Plotting hubverse formatted output • forecasttools

After generating a hubverse formatted forecast, it is good to inspect the output to make sure that the results make sense. To help you, forecasttools provides convenience functions for making timeseries plots from hubverse-format output.

First, let’s load forecasttools.

library(forecasttools)

Quantile timeseries

Much hubverse formatted output is organized into quantiles. An easy spotcheck plot shows how these quantiles evolve over the forecast horizon. We can make it using the plot_hubverse_file_quantiles() function. There is only one mandatory argument: the path to a properly hubverse-formatted .csv file. Let’s plot some inflenza forecasts submitted to the 2023-24 FluSight Challenge by the cfarenewal-cfaepimlight team for the 2024-04-06 reference date:

path_to_formatted_forecast <- "https://raw.githubusercontent.com/cdcepi/FluSight-forecast-hub/refs/heads/main/model-output/cfarenewal-cfaepimlight/2024-04-06-cfarenewal-cfaepimlight.csv"
plots <- plot_hubverse_file_quantiles(path_to_formatted_forecast)

plot_hubverse_file_quantiles() returns a list of all the plots generated. By default, the list names (keys) are US Postal Service style two-letter abbreviations. Let’s look at the national plot:

plots[["US"]]

We can also look at the plot for Colorado:

plots[["CO"]]
#> Warning in ggplot2::scale_y_continuous(transform = y_transform): log-10 transformation introduced infinite values.
#> log-10 transformation introduced infinite values.

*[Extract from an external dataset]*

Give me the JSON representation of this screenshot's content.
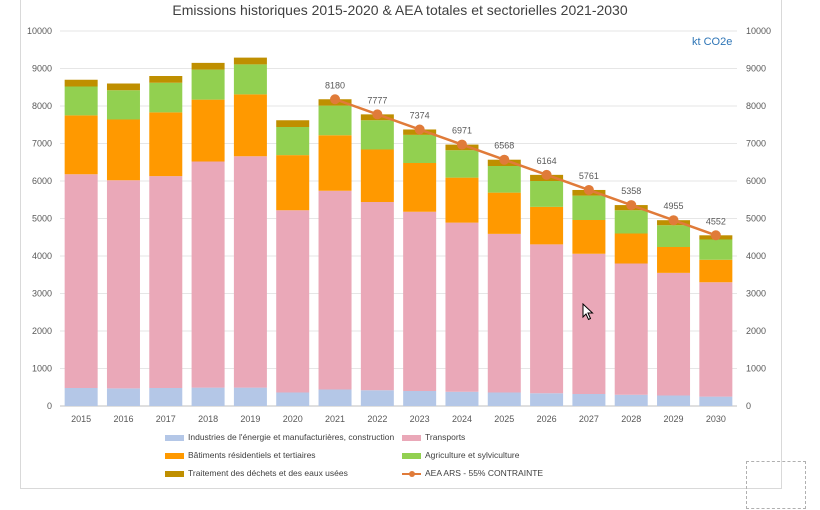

Of course, you may not wish to generate plots for all locations in your hubverse-formatted file at once. plot_hubverse_file_quantiles() takes an optional locations argument that allows you to plot only a subset. For example, let’s plot the “Four Corners” states:

four_corners <- plot_hubverse_file_quantiles(path_to_formatted_forecast,
  locations = c("AZ", "CO", "NM", "UT")
)

## display New Mexico
four_corners[["NM"]]
#> Warning in ggplot2::scale_y_continuous(transform = y_transform): log-10 transformation introduced infinite values.
#> log-10 transformation introduced infinite values.

Many hubs provide “target data” or “truth data” of observed values of the forecasting target, and so plot_hubverse_file_quantiles() optionally allows you to plot this alongside the forecast data. Since this target data often goes back years, it is useful to set a cutoff using the start_date argument. Here, we’ll start in December 2023.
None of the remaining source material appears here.